– Amit Nath
While it may seem “cloud computing” has been around so long it must be getting close to cresting and ushering in the “next big thing”. In reality however, the cloud has barely scratched the surface of its potential. The way corporations utilize technology has been revolutionized by the cloud, with businesses no longer needing to make major investments in equipment, train staff or perform ongoing maintenance in order to have access to an “on-demand” and virtually unlimited pool of computing power, network speed, storage capacity and all of this accessible anywhere via the internet (the essence of “cloud computing”).
Not only is the cloud generally cheaper, more reliable and convenient for enterprises than running private infrastructure, the benefits of it have never been more in focus as they are in the wake of COVID-19. Cloud is one of the industries will be a “beneficiary” of COVID-19 as it was undergoing solid adoption growth prior to the crisis and we have already witnessed an acceleration of this “s-curve”. As companies race to relieve difficulties of managing company owned and run IT infrastructure (“on-premise”), the cloud is setting itself apart as an immediate-term solution.
Now more than ever, the case against on-premise solutions is abundantly clear. They require an on-site labor force to manage servers, outages and cannot quickly scale up/down to accommodate usage. In the wake of COVID-19 industries were unevenly affected with some seeing surge in demand (i.e. Teams, Zoom, Netflix, etc) and others coming to a screeching halt and desperate to cut expenses as demand fell away (i.e. airlines, cruises, hotels, restaurants, etc). Regardless of whether the industry was positively or negatively impacted following COVID-19, having a cloud solution would have been very useful and as businesses look to the future, this has become a core consideration in how capital is allocated going forward.
Not only is cloud useful, it is an enormous market. There is an estimated ~$642bn (2019) worth of on-premise IT infrastructure that could find a home in the cloud, with a much smaller piece ($74bn) already there, implying that the cloud has only penetrated ~10% of its opportunity so far (i.e. data centers, infrastructure software, IT hardware, etc). In all, the total enterprise IT market opportunity for cloud is ~$716bn (2019) which is ~20% ($3.7 trillion) of current annual global enterprise IT spending. Furthermore, cloud’s penetration is expected to double (10% –> 20%) over the coming 3-4 years (through 2023) in a market that will be ~15-20% larger ($716bn –> $837bn).
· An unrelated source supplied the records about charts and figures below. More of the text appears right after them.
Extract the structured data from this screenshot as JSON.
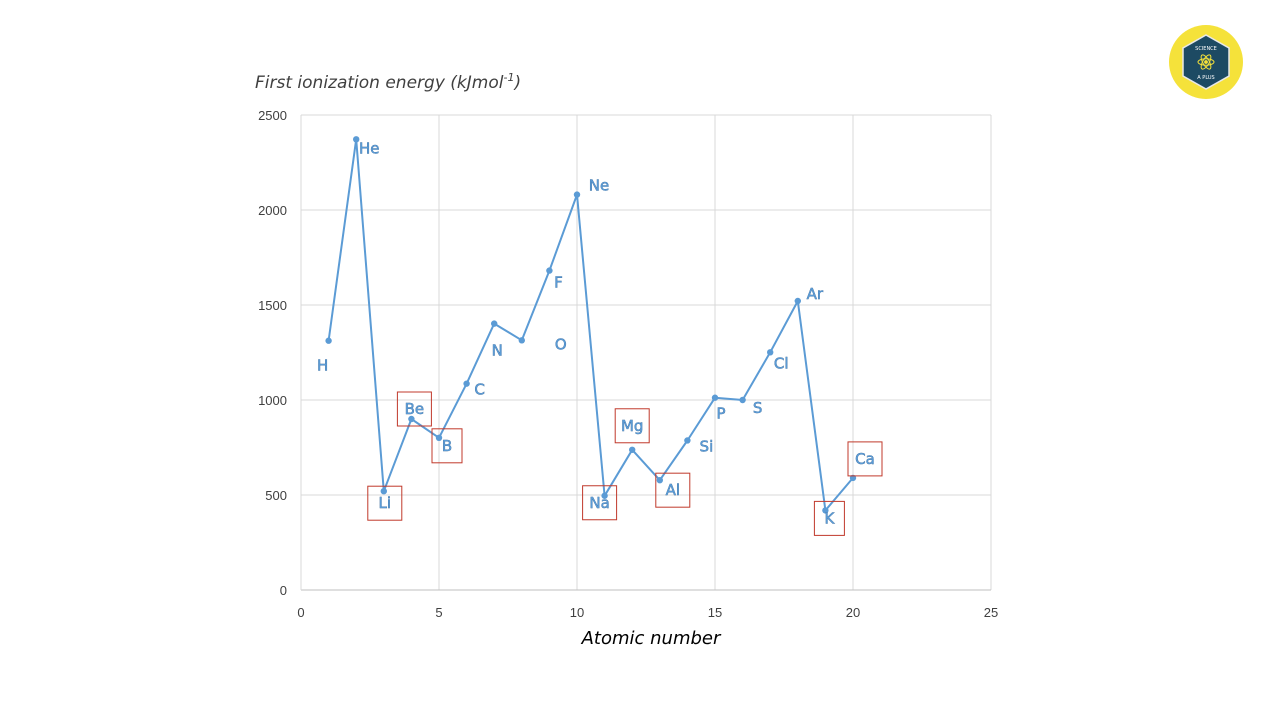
{
  "logo": {
    "top_text": "SCIENCE",
    "bottom_text": "A PLUS",
    "ring_color": "#f5e23a",
    "disc_color": "#1d4a63"
  },
  "chart_data": {
    "type": "line",
    "title": "",
    "ylabel_main": "First ionization energy (kJmol",
    "ylabel_sup": "-1",
    "ylabel_close": ")",
    "xlabel": "Atomic number",
    "xlim": [
      0,
      25
    ],
    "ylim": [
      0,
      2500
    ],
    "xticks": [
      0,
      5,
      10,
      15,
      20,
      25
    ],
    "yticks": [
      0,
      500,
      1000,
      1500,
      2000,
      2500
    ],
    "grid": true,
    "line_color": "#5b9bd5",
    "highlight_color": "#c0392b",
    "series": [
      {
        "x": [
          1,
          2,
          3,
          4,
          5,
          6,
          7,
          8,
          9,
          10,
          11,
          12,
          13,
          14,
          15,
          16,
          17,
          18,
          19,
          20
        ],
        "y": [
          1312,
          2372,
          520,
          900,
          801,
          1086,
          1402,
          1314,
          1681,
          2081,
          496,
          738,
          578,
          787,
          1012,
          1000,
          1251,
          1521,
          419,
          590
        ],
        "point_labels": [
          "H",
          "He",
          "Li",
          "Be",
          "B",
          "C",
          "N",
          "O",
          "F",
          "Ne",
          "Na",
          "Mg",
          "Al",
          "Si",
          "P",
          "S",
          "Cl",
          "Ar",
          "K",
          "Ca"
        ],
        "boxed": [
          false,
          false,
          true,
          true,
          true,
          false,
          false,
          false,
          false,
          false,
          true,
          true,
          true,
          false,
          false,
          false,
          false,
          false,
          true,
          true
        ]
      }
    ]
  }
}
Cloud Remains Significantly Under Penetrated; Estimated to grow from ~10% (2019) to ~20% (2023) in a ~15-20% larger market
Source: Gartner, GSGIR
As the structural digitization of the enterprise accelerates on its multi-decade journey, it is expected workload migrations, transformations, and full code re-writes will now be prioritized at an ever increasing rate for businesses looking to emerge stronger or simply survive the shifting landscape after COVID-19. Montaka Global holds several positions which will benefit from this powerful, secular theme, including holdings in Microsoft (MSFT), Alphabet (GOOGL), Alibaba (BABA) and Amazon (AMZN).